Mid IR radiation from a tunable source is transmitted through an AgClBr fiber. Most of the transmitted radiation is localized inside fiber, but there is an evanescent field that extends to a distance of few wavelengths outside the fiber. A sample, which has some characteristic absorption lines, can be placed in contact with the fiber. At these wavelengths the evanescent field will be absorbed and therefore the total transmission of the fiber will be decreased at these characteristic absorption lines. This is the basis of a very useful method for measuring the absorption spectrum of samples in contact with fibers that transmit in the MIR. It is called Fiberoptic Evanescent Wave Spectroscopy (FEWS). Measurements on such samples could be carried out in real time and in a remote location. We have carried out detailed theoretical and experimental studies of the FEWS method. We evaluated various sources of tunable IR sources (FTIR, tunable diode lasers and tunable gas lasers), fibers of different diameters, different launching conditions etc. We also evaluated the effects of various coating materials on the fibers.
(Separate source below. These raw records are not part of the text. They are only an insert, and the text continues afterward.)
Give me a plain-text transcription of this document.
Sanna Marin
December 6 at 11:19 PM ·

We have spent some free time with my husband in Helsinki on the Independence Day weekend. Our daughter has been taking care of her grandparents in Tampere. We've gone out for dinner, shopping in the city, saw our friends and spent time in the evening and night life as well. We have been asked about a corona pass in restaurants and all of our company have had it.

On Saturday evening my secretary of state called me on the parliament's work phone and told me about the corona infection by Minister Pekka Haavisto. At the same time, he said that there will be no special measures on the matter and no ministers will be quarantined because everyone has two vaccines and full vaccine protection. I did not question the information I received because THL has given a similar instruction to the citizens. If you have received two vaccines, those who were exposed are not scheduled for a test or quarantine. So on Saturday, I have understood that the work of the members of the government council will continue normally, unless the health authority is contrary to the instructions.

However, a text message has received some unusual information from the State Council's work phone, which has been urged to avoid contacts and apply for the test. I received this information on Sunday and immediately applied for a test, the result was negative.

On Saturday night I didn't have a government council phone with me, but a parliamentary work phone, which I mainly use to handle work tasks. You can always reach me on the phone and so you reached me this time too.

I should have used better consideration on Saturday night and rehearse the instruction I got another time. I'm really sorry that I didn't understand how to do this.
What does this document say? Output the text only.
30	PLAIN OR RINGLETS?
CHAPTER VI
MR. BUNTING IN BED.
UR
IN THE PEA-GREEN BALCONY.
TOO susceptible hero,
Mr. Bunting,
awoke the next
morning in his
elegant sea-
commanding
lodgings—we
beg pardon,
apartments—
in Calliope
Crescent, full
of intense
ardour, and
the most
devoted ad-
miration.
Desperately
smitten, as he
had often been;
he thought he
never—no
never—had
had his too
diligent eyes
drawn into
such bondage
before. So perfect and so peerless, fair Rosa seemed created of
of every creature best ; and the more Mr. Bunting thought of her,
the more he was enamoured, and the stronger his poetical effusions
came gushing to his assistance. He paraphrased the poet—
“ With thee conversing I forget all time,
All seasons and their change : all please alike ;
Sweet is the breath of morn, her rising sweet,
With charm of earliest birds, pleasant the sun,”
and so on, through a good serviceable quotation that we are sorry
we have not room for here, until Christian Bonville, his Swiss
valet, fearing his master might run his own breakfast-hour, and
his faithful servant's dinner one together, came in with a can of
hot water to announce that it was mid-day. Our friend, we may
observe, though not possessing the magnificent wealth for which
Single crystals doped with rare earth ions, such as Nd:YAG or Er:YAG have been used as solid state amplifiers and lasers. These ions can also be incorporated in glass and used for similar purposes. Moreover fibers pulled from such glass have been used as fiber lasers. These solid state lasers emit in the visible and the near IR. All the crystals and glasses that have been studied so far are opaque in the mid-IR at wavelengths longer than 3-4 microns. There are no solid state lasers or fiber lasers in the longer wavelength range. We have studied the optical properties of silver halide crystals and fibers doped with the following rare earth ions: Pr³⁺, Nd³⁺, Tb³⁺ and Dy³⁺. The emission, excitation, and absorption spectra, as well as the kinetic parameters, were measured. Several optical emission lines were found in the spectral range 3-6μm. Further investigations of the optical properties of doped silver halide crystals will bring us closer to developing a silver halide based laser.

During the last decade a new frontier has emerged, which deals with the control of the optical properties of materials by periodic structures implemented in the materials. One can engineer a material that prohibits propagation of light, or allows it only in certain directions at certain frequencies, or localize light in specified cavities. In the visible and near infrared ranges, photonic crystal fibers (PCFs) have shown great potential in overcoming the limits of conventional fibers and achieving remarkable abilities that regular fibers cannot accomplish. In the mid-IR range, PCFs have not yet been implemented due to the lack of suitable materials and techniques. Design and fabrication of PCFs for the mid-IR can be extremely useful, not only as large core area endlessly single-mode fibers but also for other applications like polarization maintaining with low losses and high power transmittance. Our research involves the design, fabrication and optical testing of photonic crystal fibers for the mid-IR, based on silver halide polycrystalline materials. The work includes numerical simulations and calculations, design of equipment and optical setups, fabrication of fibers and optical measurements.